Book description
In 1770, at the end of his tether, the seventeen-year-old poet
Thomas Chatterton, penniless and starving, despairing of success and
tormented by a sense of failure, committed suicide in his garret room.
Within a few years he was transformed into a legend. In the dawning
Romantic Movement, he became a symbol of some of its most powerful
preoccupations - suicide, youth and neglected genius. During the two
ensuing centuries, Chatterton has become one of the most famous of
literary suicides. To the Romantics in the nineteenth century, the
premature death of this precocious genius became a source of
inspiration. His suicide inspired Vigny's melodramatic play
Chatterton, and forty years later, Leoncavallo's opera spread to
Italy. The Pre-Raphaelites, especially Rossetti, were fascinated by
his death. In the twentieth century, the eccentric scholar and poet E.
W. Meyerstein developed a lifelong passion for him.
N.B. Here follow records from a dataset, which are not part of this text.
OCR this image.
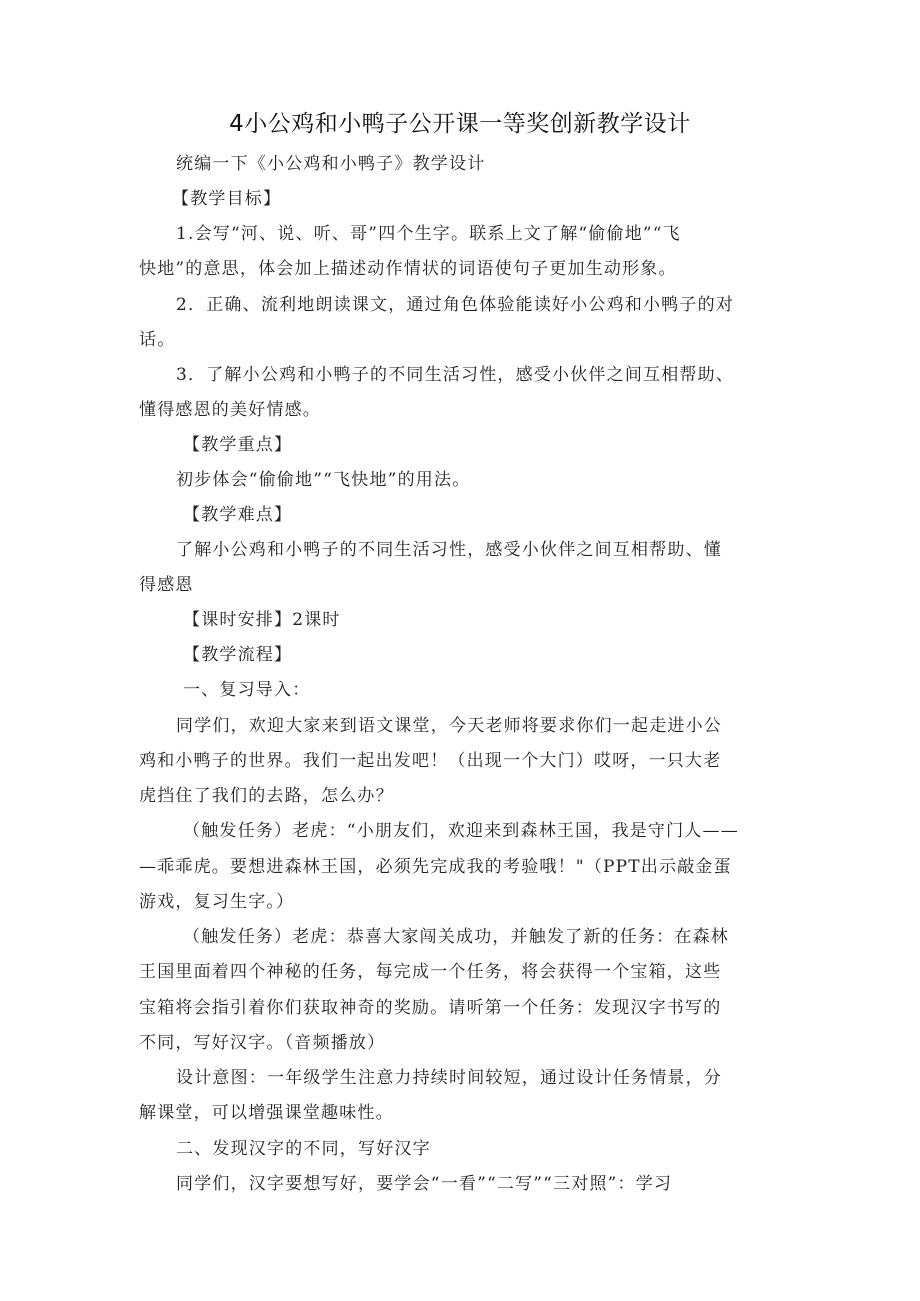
4小公鸡和小鸭子公开课一等奖创新教学设计
统编一下《小公鸡和小鸭子》教学设计
【教学目标】
1.会写“河、说、听、哥”四个生字。联系上文了解“偷偷地”“飞
快地”的意思，体会加上描述动作情状的词语使句子更加生动形象。
2．正确、流利地朗读课文，通过角色体验能读好小公鸡和小鸭子的对
话。
3．了解小公鸡和小鸭子的不同生活习性，感受小伙伴之间互相帮助、
懂得感恩的美好情感。
【教学重点】
初步体会“偷偷地”“飞快地”的用法。
【教学难点】
了解小公鸡和小鸭子的不同生活习性，感受小伙伴之间互相帮助、懂
得感恩
【课时安排】2课时
【教学流程】
一、复习导入：
同学们，欢迎大家来到语文课堂，今天老师将要求你们一起走进小公
鸡和小鸭子的世界。我们一起出发吧！（出现一个大门）哎呀，一只大老
虎挡住了我们的去路，怎么办？
（触发任务）老虎：“小朋友们，欢迎来到森林王国，我是守门人——
—乖乖虎。要想进森林王国，必须先完成我的考验哦！"（PPT出示敲金蛋
游戏，复习生字。）
（触发任务）老虎：恭喜大家闯关成功，并触发了新的任务：在森林
王国里面着四个神秘的任务，每完成一个任务，将会获得一个宝箱，这些
宝箱将会指引着你们获取神奇的奖励。请听第一个任务：发现汉字书写的
不同，写好汉字。（音频播放）
设计意图：一年级学生注意力持续时间较短，通过设计任务情景，分
解课堂，可以增强课堂趣味性。
二、发现汉字的不同，写好汉字
同学们，汉字要想写好，要学会“一看”“二写”“三对照”：学习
Linda Kelly
explores the development, pervasiveness and astonishing persistence of
the Chatterton legend, throwing new and revealing light on the writers
and artists who admired him. 'A book that leaves out nothing important
and yet keeps us reading like a novel.' John Wain
Linda Kelly was born in 1936. Her books include Women of the French
Revolution and The Young Romantics. She is co-editor of two anthologies,
Proposals and Feasts. She worked as Travel Editor for Vogue for seven
years, and has written for a number of papers, including the Times
Literary Supplement and the Washington Post.